“He’ll try. His men, too,” Rachel said. “But they won’t win.”
Alfie would take the shortest way there, coat buttoned, papers clutched. His mouth was tight, grim.
“I don’t like this,” Felix muttered.
“Nor I,” Alfie said. “But I’m going.”
“I won’t lose a brother.”
“Then help me make it count.”
They stepped into the yard—
And Felix stopped cold.
Nine riders, all in black coats and white cravats, horses snorting steam into the damp air. Not soldiers, not quite. Shadows made flesh.
Chawa Klonimus stood among them, her sons flanking her like sentinels—Raphi, Aaron, Gideon, Ben, Caleb, Nati. Their faces were proud, unyielding.
“This is our answer,” she said. “To List. To the committee. To every man who says we don’t belong here.”
Faivish’s eyes swept wider: Nick astride a dark gelding, Andre mounted beside him, even Wendy steady at Prince Stan’s stirrup, the prince already on a tall bay.
Nick spoke first. “We ride together. Same clothes. Same hats. When it’s time, we scatter.”
Andre added, his voice iron-steady, “Let them follow. They won’t find Alfie.”
Chawa pressed a black hat into Faivish’s hands. “One hour. That’s all we need. Enough for the young marquess to stand and speak for himself and for your love to stand by the boy.”
She looked to Alfie. “You go inside, but hear me, Faivish, make them think you never did.”
Felix looked around him—doctors, craftsmen, even a prince. Jews and gentiles, bound not by law or blood but by something harder to break. None of them is here for coin. All of them for a boy. For Maisie. For the right to stand upright in England without being cut down.
“We’re doing this for our future. Our children and grandchildren’s futures,” Chawa said. “You’re doing this for her, for love.”

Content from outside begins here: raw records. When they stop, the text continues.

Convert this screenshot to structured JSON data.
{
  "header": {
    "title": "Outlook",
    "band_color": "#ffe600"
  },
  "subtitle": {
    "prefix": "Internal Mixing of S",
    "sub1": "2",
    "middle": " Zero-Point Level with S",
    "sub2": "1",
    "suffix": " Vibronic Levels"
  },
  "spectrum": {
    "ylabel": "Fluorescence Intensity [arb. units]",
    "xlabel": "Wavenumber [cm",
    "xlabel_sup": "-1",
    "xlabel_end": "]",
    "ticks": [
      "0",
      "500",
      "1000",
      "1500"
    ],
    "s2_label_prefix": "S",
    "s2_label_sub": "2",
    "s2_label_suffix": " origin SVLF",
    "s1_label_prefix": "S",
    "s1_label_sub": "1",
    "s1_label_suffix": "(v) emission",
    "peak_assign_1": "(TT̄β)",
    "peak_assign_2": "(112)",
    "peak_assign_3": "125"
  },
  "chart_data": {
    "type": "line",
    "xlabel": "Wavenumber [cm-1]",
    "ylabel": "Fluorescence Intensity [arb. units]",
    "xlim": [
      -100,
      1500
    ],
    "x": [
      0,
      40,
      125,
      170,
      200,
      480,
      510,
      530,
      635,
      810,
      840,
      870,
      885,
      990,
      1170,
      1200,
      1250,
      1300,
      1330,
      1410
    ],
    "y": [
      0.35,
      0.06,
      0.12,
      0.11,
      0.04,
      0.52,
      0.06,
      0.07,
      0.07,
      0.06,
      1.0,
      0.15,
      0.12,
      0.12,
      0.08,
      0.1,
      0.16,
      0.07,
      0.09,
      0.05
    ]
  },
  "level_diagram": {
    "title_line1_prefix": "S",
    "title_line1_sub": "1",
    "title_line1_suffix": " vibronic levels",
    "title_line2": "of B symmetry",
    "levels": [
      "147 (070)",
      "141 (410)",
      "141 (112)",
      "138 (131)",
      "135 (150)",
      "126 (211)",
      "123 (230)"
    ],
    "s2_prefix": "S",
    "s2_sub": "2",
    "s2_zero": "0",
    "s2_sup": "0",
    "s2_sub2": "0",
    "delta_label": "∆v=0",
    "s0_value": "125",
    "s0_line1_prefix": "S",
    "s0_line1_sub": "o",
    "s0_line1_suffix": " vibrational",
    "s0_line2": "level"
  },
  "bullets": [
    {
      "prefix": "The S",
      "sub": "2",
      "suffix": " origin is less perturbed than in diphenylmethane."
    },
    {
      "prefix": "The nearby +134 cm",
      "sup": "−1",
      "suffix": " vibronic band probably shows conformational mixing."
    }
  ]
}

He shook his head. “No. Because she would have done it for me.”
Raphi’s mouth curved, tight. “She already has.”
The silence that followed was heavy, sacred.
Felix swung into the saddle. The leather groaned beneath him, his pulse hammering like a drum. “And if they fire?” he asked.
“They won’t,” Chawa said. “Word’s already out—we made it look like the young Marquess of Stonefield rode at dawn, with Prince Stan beside him. Which one of you is he?”
Raphi’s grim smile answered. “Let them guess. Fire at one, fire at us all. And the committee is watching List. He can’t afford a misstep of attacking English nobility or foreign royals.”
Felix closed his eyes for one breath. Then opened them and mounted a horse that had been readied for him.
“Let’s ride.”
And they did.
Chapter Thirty-Three
To Maisie’s relief,John slipped out through Eton’s back doors exactly as Rachel had arranged. Cap pulled low, satchel bumping at his hip, boots barely crunching on the stones—he moved like a boy trying to be invisible and almost managing it.
Maisie held the carriage door open. He climbed in without a word and dropped into the seat across from her.